Mon meilleur ennemi

09 décembre 20243 minutes

J'appréhendais toujours la rentrée, découvrir les autres élèves, ceux que je connais et ceux que je ne connais pas; vérifier la liste des professeurs avec chacun leur réputation d'indulgence ou de sévérité. Cette année commence mal ; Guy est dans ma classe. Il a redoublé, au moins une fois. Il est plus âgé, plus grand aussi, un regard moitié moqueur, moitié méprisant. Si je suis connu comme le plus jeune et le plus brillant de cet établissement, lui est le rigolo de service. Les professeurs les moins expérimentés le craignent car il sait dissiper une classe comme personne. Les enseignants ont renoncé à l'interroger et en classe il … s'occupe. Dès le premier cours, au moment de l'appel, il nous attribue à chacun un surnom à mi-voix, soit une rime stupide de notre nom soit un sobriquet. Horreur ! Le professeur est complice et attend avec complaisance avant d'enchaîner avec le nom suivant. Et me voici affublé du titre de "ratus bibliothecus" sous les rires hypocrites de mes camarades. Bien sûr, je reste droit et impassible. Si j'osais, je le qualifierai de "cretinus latinus" !

A la récréation, il entraîne un petit groupe dans un jeu idiot où ils se passent les uns aux autres ma casquette neuve. Je les ignore ostensiblement, plongé dans mon dictionnaire.
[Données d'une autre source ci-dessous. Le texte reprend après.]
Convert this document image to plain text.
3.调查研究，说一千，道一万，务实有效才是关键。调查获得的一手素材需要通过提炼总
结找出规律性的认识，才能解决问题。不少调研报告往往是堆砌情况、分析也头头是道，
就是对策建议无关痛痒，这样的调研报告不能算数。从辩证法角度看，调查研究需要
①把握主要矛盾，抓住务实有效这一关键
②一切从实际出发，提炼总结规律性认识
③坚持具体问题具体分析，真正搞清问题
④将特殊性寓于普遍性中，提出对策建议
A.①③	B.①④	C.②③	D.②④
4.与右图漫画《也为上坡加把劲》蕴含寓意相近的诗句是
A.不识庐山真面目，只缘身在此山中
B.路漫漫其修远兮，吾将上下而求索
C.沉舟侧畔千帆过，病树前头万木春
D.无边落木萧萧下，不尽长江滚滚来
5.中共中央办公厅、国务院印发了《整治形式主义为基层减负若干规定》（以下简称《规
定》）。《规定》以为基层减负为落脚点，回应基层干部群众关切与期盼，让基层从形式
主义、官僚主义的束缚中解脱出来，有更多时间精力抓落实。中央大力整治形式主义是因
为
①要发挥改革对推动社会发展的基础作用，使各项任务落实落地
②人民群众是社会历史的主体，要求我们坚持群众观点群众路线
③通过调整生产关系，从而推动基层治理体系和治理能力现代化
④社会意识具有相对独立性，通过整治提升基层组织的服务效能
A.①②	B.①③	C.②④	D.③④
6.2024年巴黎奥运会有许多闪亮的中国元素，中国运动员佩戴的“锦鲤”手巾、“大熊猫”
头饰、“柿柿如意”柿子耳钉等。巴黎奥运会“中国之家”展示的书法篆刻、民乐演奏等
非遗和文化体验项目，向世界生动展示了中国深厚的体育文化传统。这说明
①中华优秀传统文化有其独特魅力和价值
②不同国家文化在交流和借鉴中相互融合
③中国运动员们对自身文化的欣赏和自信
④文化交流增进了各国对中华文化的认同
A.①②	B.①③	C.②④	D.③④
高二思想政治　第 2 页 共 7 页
Heureusement je retrouve ladite casquette sur ma pèlerine au moment de partir et je croise le regard narquois de Guy, une cigarette aux lèvres. Je le déteste !

Au cours des semaines suivantes, il prend l'habitude de s'asseoir à mes côtés, de bavarder impunément pendant les cours et de copier sur moi lors des contrôles. Je le déteste !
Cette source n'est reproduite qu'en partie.